Matthias, emperor of Germany, born Feb. 24, 1557, died March 20, 1619. His mother was a daughter of the emperor Charles V. His father Avas Maximilian II., who died in 1576, and was succeeded by his eldest son Rudolph II., whose jealousy of his brother's participation in affairs at home had early impelled Matthias to espouse the cause of the revolted Nether-landers; and he was their nominal ruler from 1577 to 1580, when he withdrew before the superior influence of the prince of Orange. The death of his brother Ernest, archduke of Austria (1595), brought him into prominence, Rudolph intrusting him with the administration of that archduchy. He was notorious for his persecution of the Protestants. Commissioned by the emperor, he restored tranquillity in 1606 among the Hungarians, who had invoked the aid of Bocskay of Transylvania and of the Turks against the house of Hapsburg; and in 1608, having formed a confederation of the Hungarian, Moravian, and Silesian estates, he forced Rudolph to cede to him Hungary, Moravia, and Austria, and to secure to him the succession to the kingdom of Bohemia. He now sought to propitiate the Protestants in order to obtain this concession; and subsequently, when Rudolph manifested a preference for the archduke Leopold as future king of Bohemia, Matthias joined the disaffected Bohemians against his brother, and secured from him the cession not only of Bohemia, but also of Silesia and Lusatia. His brother leaving no issue, Matthias was unanimously elected (June, 1612) to succeed him as emperor.
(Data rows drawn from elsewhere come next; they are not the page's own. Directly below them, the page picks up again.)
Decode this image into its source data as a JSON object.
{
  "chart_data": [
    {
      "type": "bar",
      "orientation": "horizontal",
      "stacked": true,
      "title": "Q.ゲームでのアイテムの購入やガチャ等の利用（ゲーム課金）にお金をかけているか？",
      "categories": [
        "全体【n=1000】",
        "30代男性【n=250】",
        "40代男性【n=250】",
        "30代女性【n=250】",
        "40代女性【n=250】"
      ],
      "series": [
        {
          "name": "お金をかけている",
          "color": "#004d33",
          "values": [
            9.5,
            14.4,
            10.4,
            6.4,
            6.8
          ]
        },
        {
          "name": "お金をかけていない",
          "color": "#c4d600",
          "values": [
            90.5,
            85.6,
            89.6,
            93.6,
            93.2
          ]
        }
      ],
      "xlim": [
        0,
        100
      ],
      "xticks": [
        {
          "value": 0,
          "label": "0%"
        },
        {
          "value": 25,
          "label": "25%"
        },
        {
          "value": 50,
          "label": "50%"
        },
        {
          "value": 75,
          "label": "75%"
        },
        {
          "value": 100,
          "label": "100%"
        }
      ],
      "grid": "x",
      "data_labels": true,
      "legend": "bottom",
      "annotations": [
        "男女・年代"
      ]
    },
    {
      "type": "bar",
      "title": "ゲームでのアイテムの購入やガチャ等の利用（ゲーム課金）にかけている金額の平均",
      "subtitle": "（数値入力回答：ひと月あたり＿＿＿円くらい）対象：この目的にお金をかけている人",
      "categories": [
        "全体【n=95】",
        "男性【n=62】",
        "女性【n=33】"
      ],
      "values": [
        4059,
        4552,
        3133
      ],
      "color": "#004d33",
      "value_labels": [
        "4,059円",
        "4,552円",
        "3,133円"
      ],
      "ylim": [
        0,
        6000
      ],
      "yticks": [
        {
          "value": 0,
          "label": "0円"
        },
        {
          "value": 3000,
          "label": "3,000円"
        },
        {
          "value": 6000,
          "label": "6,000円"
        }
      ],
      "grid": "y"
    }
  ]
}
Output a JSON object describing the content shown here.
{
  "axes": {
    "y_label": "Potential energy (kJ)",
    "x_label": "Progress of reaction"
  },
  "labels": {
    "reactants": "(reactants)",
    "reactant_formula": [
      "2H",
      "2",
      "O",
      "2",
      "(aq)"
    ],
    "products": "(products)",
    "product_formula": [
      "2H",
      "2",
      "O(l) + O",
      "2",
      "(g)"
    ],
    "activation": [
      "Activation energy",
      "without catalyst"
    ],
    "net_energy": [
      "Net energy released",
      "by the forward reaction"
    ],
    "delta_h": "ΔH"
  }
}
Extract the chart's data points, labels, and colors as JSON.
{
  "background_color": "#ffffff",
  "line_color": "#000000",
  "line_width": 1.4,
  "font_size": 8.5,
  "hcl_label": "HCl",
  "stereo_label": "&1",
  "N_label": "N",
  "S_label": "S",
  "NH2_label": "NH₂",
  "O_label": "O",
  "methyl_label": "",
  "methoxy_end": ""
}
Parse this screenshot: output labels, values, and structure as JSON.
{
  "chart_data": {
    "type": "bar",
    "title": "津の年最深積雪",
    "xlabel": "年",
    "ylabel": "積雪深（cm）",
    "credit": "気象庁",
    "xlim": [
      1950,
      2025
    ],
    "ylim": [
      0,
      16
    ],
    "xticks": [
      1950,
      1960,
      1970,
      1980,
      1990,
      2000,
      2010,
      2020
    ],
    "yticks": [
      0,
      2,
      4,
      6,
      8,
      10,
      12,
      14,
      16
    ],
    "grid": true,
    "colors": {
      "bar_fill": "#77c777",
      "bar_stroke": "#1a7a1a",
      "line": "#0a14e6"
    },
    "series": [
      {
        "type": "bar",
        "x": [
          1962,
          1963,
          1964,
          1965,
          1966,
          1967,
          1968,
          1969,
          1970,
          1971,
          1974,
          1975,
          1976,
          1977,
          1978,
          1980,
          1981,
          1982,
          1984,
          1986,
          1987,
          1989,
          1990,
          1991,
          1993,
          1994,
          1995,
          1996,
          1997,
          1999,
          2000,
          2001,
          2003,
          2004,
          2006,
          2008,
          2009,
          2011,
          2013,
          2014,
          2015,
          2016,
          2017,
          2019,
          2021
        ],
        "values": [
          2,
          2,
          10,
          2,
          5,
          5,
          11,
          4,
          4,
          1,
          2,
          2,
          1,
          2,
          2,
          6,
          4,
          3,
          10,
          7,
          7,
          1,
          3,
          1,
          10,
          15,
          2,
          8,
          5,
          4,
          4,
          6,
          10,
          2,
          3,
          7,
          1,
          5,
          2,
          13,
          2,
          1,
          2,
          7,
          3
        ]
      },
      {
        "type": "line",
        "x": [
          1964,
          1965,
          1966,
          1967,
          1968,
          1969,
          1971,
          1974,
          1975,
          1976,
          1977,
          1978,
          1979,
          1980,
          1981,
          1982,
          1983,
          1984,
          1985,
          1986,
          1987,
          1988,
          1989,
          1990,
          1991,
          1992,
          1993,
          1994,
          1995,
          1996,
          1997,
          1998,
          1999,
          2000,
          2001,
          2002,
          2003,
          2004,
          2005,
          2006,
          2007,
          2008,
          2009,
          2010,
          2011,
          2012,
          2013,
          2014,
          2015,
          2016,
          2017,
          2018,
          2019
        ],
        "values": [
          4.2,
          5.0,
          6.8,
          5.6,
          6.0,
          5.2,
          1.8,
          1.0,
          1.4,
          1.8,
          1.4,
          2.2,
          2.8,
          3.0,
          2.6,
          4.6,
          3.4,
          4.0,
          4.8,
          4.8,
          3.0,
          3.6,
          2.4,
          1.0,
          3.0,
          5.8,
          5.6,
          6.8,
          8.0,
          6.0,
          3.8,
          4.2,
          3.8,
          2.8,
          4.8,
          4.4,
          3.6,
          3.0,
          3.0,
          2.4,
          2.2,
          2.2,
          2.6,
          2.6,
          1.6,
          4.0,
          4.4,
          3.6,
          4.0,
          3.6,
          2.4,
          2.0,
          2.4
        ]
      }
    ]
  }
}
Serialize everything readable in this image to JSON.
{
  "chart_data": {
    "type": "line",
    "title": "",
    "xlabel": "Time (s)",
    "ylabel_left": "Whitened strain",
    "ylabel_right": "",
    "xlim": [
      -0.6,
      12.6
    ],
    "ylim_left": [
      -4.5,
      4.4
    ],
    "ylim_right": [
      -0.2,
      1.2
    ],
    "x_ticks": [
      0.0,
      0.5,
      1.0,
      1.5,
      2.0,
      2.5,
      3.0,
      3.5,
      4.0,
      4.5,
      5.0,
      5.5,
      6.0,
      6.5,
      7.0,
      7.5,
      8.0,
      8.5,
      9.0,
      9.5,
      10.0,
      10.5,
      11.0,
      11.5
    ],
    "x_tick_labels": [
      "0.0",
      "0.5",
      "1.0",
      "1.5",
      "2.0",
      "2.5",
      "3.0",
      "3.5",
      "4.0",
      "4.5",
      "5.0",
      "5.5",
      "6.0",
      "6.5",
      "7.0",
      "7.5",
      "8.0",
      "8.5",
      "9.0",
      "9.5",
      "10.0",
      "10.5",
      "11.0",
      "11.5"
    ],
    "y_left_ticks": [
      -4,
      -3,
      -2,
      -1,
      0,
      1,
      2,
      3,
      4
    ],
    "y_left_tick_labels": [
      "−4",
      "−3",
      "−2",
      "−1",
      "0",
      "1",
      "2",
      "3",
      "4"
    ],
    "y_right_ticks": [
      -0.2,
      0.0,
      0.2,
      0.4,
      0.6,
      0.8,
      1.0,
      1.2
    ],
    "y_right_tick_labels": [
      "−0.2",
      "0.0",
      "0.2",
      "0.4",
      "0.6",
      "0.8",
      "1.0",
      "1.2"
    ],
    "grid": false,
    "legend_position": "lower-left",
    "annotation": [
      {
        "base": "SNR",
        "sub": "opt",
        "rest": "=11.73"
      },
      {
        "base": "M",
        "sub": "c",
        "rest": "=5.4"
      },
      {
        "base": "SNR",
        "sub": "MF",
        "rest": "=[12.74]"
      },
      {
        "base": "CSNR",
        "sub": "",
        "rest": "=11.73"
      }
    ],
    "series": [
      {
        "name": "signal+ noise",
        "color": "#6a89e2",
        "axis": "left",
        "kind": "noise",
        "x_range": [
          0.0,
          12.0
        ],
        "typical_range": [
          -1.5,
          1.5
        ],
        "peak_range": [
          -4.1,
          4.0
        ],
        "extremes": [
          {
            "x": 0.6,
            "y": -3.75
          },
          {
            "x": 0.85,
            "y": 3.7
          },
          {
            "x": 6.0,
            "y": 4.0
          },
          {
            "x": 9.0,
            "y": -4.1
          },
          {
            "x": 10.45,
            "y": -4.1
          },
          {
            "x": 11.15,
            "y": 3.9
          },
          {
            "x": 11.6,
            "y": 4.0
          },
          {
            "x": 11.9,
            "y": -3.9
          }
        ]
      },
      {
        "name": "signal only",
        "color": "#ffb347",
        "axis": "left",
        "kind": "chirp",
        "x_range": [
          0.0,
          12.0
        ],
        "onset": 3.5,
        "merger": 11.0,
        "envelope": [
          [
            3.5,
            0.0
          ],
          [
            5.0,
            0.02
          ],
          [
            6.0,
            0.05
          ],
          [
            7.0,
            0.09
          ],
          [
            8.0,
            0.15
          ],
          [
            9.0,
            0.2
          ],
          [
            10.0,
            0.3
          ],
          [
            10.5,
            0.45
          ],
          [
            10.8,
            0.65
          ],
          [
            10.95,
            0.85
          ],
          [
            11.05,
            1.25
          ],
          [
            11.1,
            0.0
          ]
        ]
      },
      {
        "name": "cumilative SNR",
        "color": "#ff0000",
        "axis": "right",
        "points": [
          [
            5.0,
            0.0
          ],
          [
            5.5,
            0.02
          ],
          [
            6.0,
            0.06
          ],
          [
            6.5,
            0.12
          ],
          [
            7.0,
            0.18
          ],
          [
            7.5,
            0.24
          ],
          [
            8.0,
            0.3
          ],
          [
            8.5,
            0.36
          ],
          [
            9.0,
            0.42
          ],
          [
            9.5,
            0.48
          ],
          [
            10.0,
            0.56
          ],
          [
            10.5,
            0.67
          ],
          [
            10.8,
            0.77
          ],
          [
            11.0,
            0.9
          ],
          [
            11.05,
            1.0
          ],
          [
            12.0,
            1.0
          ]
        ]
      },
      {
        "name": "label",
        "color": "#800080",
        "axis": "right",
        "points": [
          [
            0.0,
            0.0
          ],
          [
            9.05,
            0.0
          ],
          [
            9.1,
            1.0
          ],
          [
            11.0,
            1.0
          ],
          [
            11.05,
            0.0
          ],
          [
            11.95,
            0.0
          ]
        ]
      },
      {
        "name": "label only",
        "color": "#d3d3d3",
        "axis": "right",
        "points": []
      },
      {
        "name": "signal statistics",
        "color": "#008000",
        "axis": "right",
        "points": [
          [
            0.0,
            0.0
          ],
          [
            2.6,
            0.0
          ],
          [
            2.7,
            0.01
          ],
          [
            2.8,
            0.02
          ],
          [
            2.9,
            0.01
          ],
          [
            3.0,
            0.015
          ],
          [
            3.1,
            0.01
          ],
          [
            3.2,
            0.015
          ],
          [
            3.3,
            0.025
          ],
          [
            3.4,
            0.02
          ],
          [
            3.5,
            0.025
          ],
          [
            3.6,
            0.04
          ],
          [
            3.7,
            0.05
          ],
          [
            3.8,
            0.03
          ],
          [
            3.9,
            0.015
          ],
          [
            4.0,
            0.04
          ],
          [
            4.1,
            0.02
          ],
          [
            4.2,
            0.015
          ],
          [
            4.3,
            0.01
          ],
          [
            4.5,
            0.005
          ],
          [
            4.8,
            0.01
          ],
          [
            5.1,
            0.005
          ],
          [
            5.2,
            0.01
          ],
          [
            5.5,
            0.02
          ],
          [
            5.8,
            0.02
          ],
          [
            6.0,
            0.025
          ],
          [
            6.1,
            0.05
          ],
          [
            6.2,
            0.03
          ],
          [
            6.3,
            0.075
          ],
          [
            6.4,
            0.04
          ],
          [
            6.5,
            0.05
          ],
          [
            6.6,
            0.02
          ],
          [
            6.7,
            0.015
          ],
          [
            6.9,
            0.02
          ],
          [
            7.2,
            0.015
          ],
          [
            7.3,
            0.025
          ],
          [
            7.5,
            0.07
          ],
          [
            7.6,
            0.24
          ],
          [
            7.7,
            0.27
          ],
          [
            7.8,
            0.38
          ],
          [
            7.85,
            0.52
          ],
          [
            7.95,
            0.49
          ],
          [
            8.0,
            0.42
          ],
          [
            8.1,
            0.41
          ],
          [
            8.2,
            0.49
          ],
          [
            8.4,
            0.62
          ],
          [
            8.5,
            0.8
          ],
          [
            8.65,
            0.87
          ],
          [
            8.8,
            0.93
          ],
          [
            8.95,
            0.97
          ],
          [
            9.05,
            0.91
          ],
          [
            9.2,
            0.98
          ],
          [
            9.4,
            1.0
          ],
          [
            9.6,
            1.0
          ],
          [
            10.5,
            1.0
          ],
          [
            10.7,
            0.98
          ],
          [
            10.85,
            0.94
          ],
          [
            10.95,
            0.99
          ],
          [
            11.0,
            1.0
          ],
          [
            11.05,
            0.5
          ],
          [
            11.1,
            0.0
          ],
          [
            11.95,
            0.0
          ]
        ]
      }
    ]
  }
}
He was unable to grapple with the Turks in Hungary, whose advance on Vienna was only arrested by his suing for peace in 1615. He was equally unfortunate in his attempts to arrest the religious strife to which he had not a little contributed by countenancing his brother's support of the Jesuits. After failing to transfer the Catholic league (formed in 1609) from Bavarian to Austrian control, he issued a decree (April, 1617) against this as well as the rival Protestant association established in 1608 under the lead of the count palatine Frederick IV. Both disregarded his decree, and his failing health offered a convenient pretext for substituting" the archduke Ferdinand as king of Bohemia (1617) and Hungary (1618). But the bigotry of this prince (the future emperor Ferdinand II.) resulted in the outbreak in Prague (May 23, 1618), which kindled the flames of the thirty years' war. His death took place at a time when the revolted Bohemians had gained considerable advantages.